In patients with an enlarged left atrium does left atrial size reduction improve maze surgery success?
- PMID: 21885541
- DOI: 10.1510/icvts.2011.275511
In patients with an enlarged left atrium does left atrial size reduction improve maze surgery success?
Abstract
A best evidence topic in cardiothoracic surgery was written according to a structured protocol. The question addressed was: In [adults undergoing a maze procedure for atrial fibrillation (AF)], [does left atrial size reduction] compared to [maze surgery alone] improve [maze surgery success]? A total of 58 papers were found using the reported search, of which eight represented the best evidence to answer the clinical question. The authors, journal, date and country of publication, patient group studied, study type, relevant outcomes and results of these papers are tabulated. Four out of eight papers compared a volume reduction technique as an adjunct to the maze procedure to a maze procedure alone--all four papers reported that atrial volume reduction significantly increased restoration of sinus rhythm: 89.3% vs. 67.2%, P<0.001; 85% vs. 68%, P<0.05; 84% vs. 68%, P<0.05; 90% vs. 69%, P<0.05. Three out of eight papers had no control group but reported good rates of sinus rhythm restoration at last follow-up--90%, 92% and 89%, respectively--despite the study population including atrial enlargement, a risk factor for failure of a maze procedure.
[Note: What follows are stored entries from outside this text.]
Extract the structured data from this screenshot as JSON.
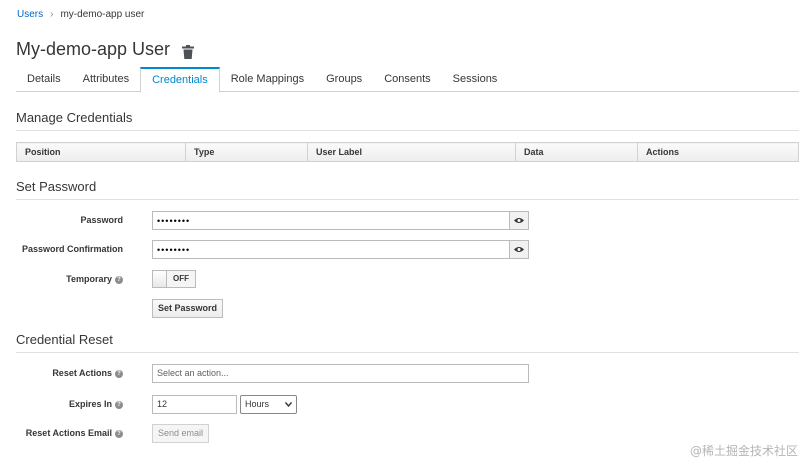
{
  "breadcrumb": {
    "parent": "Users",
    "separator": "›",
    "current": "my-demo-app user"
  },
  "page": {
    "title": "My-demo-app User"
  },
  "tabs": [
    {
      "label": "Details"
    },
    {
      "label": "Attributes"
    },
    {
      "label": "Credentials",
      "active": true
    },
    {
      "label": "Role Mappings"
    },
    {
      "label": "Groups"
    },
    {
      "label": "Consents"
    },
    {
      "label": "Sessions"
    }
  ],
  "manage": {
    "title": "Manage Credentials",
    "columns": [
      "Position",
      "Type",
      "User Label",
      "Data",
      "Actions"
    ]
  },
  "set_password": {
    "title": "Set Password",
    "password_label": "Password",
    "password_value": "••••••••",
    "confirm_label": "Password Confirmation",
    "confirm_value": "••••••••",
    "temporary_label": "Temporary",
    "temporary_state": "OFF",
    "button": "Set Password"
  },
  "reset": {
    "title": "Credential Reset",
    "actions_label": "Reset Actions",
    "actions_placeholder": "Select an action...",
    "expires_label": "Expires In",
    "expires_value": "12",
    "expires_unit": "Hours",
    "email_label": "Reset Actions Email",
    "email_button": "Send email"
  },
  "watermark": "@稀土掘金技术社区",
  "colors": {
    "link": "#0066cc",
    "active_tab": "#0088ce"
  }
}
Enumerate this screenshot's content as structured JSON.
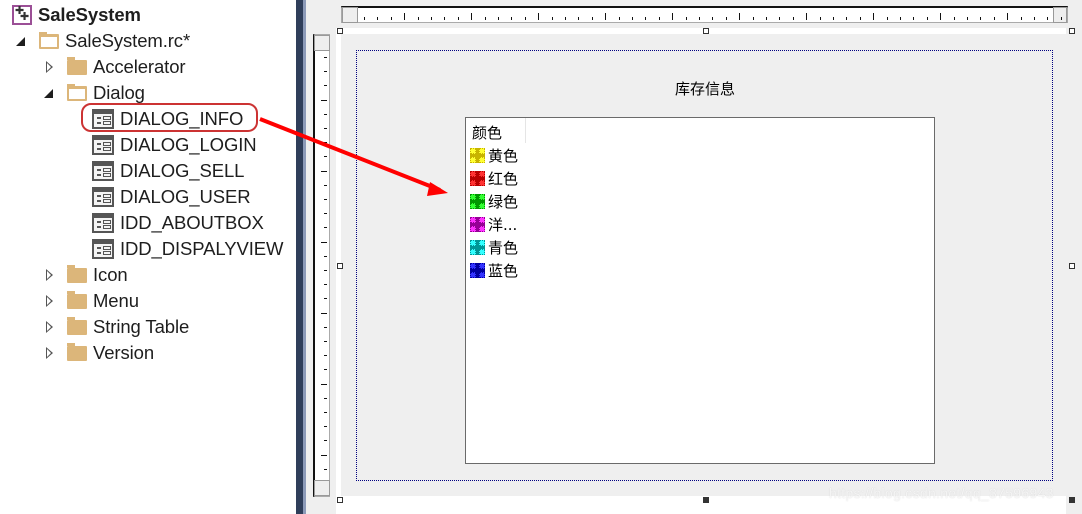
{
  "tree": {
    "root": {
      "label": "SaleSystem",
      "icon": "project-icon"
    },
    "rc_file": {
      "label": "SaleSystem.rc*",
      "expanded": true
    },
    "folders_before": [
      {
        "label": "Accelerator",
        "expanded": false
      }
    ],
    "dialog_folder": {
      "label": "Dialog",
      "expanded": true
    },
    "dialogs": [
      {
        "label": "DIALOG_INFO",
        "selected": true
      },
      {
        "label": "DIALOG_LOGIN"
      },
      {
        "label": "DIALOG_SELL"
      },
      {
        "label": "DIALOG_USER"
      },
      {
        "label": "IDD_ABOUTBOX"
      },
      {
        "label": "IDD_DISPALYVIEW"
      }
    ],
    "folders_after": [
      {
        "label": "Icon",
        "expanded": false
      },
      {
        "label": "Menu",
        "expanded": false
      },
      {
        "label": "String Table",
        "expanded": false
      },
      {
        "label": "Version",
        "expanded": false
      }
    ]
  },
  "annotation": {
    "highlight_color": "#cc3333",
    "arrow_color": "#ff0000"
  },
  "dialog_editor": {
    "static_text": "库存信息",
    "list_control": {
      "column_header": "颜色",
      "items": [
        {
          "label": "黄色",
          "color": "#c8b400",
          "light": "#ffff33"
        },
        {
          "label": "红色",
          "color": "#b80000",
          "light": "#ff3333"
        },
        {
          "label": "绿色",
          "color": "#009600",
          "light": "#33ff33"
        },
        {
          "label": "洋...",
          "color": "#960096",
          "light": "#ff33ff"
        },
        {
          "label": "青色",
          "color": "#009696",
          "light": "#33ffff"
        },
        {
          "label": "蓝色",
          "color": "#0000a0",
          "light": "#3333ff"
        }
      ]
    }
  },
  "watermark": "https://blog.csdn.net/qq_37596943"
}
One paper reported no benefit of an atrial reduction plasty in patients with a left atrium (LA) >70 mm. An enlarged LA is a risk factor for failure of a maze procedure, and various models of AF suggest that reducing atrial mass and/or diameter may help to abolish the re-entry circuits underlying AF. Furthermore, AF is uncommon when left atrial diameter is <40 mm, so there is at least some physiological basis for atrial reduction surgery in aiding the success of a maze procedure. The evidence suggests that patients with an enlarged (≥ 55 mm) or giant (≥ 75 mm) LA who are at risk of failing to obtain sinus conversion after a standard maze procedure may derive benefit from concomitant atrial reduction surgery using either a tissue excision or a tissue plication technique. However, the evidence is not strong since the papers available are not readily comparable owing to substantial variations in the populations and procedures involved. We therefore, emphasise the need for prospective randomised studies in this area.